Even though they are in the same family of viruses, it would take decades of mutations for any of those samples to match the virus that has caused COVID-19. Daszak said, “No one had SARS-CoV-2 in culture. All of the hypotheses [of lab release] depend on them having it in culture or having bats in a lab. No one’s got bats in a lab, it’s absolutely unnecessary and very difficult to do.” The funding from the National Institute of Health that enabled Daszak’s collaborative work with China was cut off on April 23.

The claim being pushed by Pompeo is that China underreported cases and deaths in January, and didn’t disclose that there was human-to-human transmission. This, the line goes, was so that other countries wouldn’t grasp the potential spread of the disease, and then China could stealthily stockpile and hoard medical equipment and supplies through regular trade. The accusation is sickening, given the level of cooperation and aid to other countries that China has exhibited, even after gaining control in the battle against the virus at home.
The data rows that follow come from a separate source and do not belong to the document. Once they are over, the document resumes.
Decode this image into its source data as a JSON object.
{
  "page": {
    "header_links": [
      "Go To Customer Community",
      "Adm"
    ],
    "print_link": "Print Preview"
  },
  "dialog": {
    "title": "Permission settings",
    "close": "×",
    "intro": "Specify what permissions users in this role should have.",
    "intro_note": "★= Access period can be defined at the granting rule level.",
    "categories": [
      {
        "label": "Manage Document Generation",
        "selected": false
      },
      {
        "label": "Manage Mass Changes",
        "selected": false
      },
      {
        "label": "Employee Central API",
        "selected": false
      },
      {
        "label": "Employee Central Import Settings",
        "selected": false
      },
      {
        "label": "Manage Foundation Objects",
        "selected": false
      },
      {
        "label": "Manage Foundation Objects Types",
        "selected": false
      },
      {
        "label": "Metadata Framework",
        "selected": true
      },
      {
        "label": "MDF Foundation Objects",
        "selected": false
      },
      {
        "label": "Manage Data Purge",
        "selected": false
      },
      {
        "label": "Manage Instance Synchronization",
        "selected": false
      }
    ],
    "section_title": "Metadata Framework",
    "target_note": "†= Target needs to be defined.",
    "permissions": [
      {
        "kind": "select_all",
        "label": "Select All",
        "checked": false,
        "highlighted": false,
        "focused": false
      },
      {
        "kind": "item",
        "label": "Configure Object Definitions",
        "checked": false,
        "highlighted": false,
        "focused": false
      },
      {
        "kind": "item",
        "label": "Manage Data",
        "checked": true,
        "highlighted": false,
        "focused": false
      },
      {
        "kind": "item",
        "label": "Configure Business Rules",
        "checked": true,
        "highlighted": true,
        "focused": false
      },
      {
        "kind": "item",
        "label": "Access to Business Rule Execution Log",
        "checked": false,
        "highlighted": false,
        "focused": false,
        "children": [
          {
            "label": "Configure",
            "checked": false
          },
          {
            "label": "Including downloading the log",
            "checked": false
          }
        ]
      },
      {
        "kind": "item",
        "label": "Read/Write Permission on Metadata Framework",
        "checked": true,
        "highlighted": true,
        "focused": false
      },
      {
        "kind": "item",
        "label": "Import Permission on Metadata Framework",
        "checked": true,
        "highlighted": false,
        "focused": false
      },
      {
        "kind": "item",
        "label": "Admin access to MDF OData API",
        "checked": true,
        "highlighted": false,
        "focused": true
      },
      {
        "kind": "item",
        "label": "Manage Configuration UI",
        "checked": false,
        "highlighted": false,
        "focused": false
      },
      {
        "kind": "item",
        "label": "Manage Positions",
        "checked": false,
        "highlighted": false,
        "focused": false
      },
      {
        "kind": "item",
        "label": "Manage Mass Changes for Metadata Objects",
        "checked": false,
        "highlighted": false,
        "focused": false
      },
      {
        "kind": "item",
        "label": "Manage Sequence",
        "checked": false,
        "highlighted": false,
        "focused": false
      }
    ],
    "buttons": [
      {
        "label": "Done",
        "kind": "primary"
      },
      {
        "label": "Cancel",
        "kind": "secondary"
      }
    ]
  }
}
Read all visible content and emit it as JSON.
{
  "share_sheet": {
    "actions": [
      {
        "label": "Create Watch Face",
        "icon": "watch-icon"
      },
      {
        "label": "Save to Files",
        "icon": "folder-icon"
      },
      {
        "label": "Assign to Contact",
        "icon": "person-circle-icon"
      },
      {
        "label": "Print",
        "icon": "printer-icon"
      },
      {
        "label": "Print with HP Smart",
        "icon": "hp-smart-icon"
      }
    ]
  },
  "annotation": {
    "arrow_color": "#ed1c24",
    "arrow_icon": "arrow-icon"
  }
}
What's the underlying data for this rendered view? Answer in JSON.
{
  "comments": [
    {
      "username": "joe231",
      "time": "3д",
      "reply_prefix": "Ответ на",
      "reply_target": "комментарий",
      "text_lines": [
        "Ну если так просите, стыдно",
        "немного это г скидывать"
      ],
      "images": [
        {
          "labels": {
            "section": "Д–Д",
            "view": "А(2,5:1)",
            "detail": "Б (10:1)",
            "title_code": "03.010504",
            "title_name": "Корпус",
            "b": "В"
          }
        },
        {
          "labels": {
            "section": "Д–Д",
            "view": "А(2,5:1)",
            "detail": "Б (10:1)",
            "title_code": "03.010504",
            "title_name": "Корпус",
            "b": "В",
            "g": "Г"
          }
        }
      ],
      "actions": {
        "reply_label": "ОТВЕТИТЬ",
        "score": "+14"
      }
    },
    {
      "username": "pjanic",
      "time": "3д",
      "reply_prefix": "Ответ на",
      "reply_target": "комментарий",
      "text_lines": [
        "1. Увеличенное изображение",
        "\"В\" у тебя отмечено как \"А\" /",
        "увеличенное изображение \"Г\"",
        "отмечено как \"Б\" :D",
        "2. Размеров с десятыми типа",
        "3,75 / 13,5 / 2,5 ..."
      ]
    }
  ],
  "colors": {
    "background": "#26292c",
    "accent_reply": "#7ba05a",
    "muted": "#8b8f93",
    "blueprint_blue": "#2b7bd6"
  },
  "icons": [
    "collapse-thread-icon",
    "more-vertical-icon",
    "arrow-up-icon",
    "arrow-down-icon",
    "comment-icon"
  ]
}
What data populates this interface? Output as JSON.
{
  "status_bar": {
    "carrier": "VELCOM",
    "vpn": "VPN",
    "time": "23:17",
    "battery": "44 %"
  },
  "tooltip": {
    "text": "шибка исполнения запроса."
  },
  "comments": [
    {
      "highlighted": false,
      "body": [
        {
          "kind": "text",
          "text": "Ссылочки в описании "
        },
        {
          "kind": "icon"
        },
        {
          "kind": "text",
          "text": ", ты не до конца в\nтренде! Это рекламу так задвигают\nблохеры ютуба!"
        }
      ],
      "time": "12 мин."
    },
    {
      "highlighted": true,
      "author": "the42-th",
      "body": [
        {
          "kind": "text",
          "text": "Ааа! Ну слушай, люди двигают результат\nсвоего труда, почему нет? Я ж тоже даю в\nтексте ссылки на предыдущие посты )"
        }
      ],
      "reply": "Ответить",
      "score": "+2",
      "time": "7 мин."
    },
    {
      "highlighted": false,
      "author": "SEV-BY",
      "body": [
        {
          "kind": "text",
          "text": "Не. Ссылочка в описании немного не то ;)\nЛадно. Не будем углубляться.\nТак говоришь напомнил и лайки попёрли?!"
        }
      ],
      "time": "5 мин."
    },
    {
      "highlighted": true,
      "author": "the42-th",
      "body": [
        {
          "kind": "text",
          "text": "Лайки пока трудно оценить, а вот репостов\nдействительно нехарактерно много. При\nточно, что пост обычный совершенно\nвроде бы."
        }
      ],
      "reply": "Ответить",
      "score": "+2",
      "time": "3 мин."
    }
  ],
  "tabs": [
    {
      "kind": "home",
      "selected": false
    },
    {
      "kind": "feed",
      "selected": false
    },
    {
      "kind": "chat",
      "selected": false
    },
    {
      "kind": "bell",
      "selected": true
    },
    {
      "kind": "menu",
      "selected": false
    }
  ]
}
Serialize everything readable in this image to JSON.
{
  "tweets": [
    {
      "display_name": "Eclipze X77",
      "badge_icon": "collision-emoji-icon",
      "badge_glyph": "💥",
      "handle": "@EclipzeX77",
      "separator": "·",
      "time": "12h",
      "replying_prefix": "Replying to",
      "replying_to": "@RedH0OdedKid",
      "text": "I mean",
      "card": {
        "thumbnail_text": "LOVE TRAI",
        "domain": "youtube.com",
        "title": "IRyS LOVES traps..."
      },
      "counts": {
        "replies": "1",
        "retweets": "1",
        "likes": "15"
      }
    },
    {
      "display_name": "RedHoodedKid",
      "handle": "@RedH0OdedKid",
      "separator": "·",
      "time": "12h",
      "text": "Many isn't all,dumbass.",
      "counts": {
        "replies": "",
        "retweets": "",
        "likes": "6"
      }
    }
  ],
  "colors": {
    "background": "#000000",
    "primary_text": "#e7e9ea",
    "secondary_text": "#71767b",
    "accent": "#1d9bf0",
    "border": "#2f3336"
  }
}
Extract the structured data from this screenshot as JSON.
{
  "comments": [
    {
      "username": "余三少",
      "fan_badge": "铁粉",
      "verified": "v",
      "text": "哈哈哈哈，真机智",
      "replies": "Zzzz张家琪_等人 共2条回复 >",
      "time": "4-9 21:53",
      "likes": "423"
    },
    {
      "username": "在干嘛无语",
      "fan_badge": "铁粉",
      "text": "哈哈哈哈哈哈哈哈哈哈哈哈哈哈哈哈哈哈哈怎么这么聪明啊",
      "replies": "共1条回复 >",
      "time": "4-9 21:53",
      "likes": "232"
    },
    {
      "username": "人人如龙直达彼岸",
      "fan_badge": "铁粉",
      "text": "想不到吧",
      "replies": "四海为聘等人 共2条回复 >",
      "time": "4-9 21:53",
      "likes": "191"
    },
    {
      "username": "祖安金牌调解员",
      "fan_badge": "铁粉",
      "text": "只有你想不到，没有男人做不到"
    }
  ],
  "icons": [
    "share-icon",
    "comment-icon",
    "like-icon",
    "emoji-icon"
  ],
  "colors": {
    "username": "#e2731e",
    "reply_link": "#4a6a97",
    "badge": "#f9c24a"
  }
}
Chinese doctors first reported the outbreak to the WHO on Jan. 1. All they knew at the time was that there was a cluster of cases of pneumonia. The WHO issued an online guidance on Jan. 10 that said, “Based on experience with SARS and MERS … recommending droplet and contact precautions when caring for patients, and airborne precautions for aerosol generating procedures conducted by health workers.”

For scientists, medical professionals and government officials, that is a clear warning about contagion. The WHO, along with the most prestigious medical journals, the Journal of the American Medical Association, the New England Journal of Medicine and Lancet have all published about COVID-19 and closely watched the casualty statistics. None have reported any suspicion that China was underreporting at any time.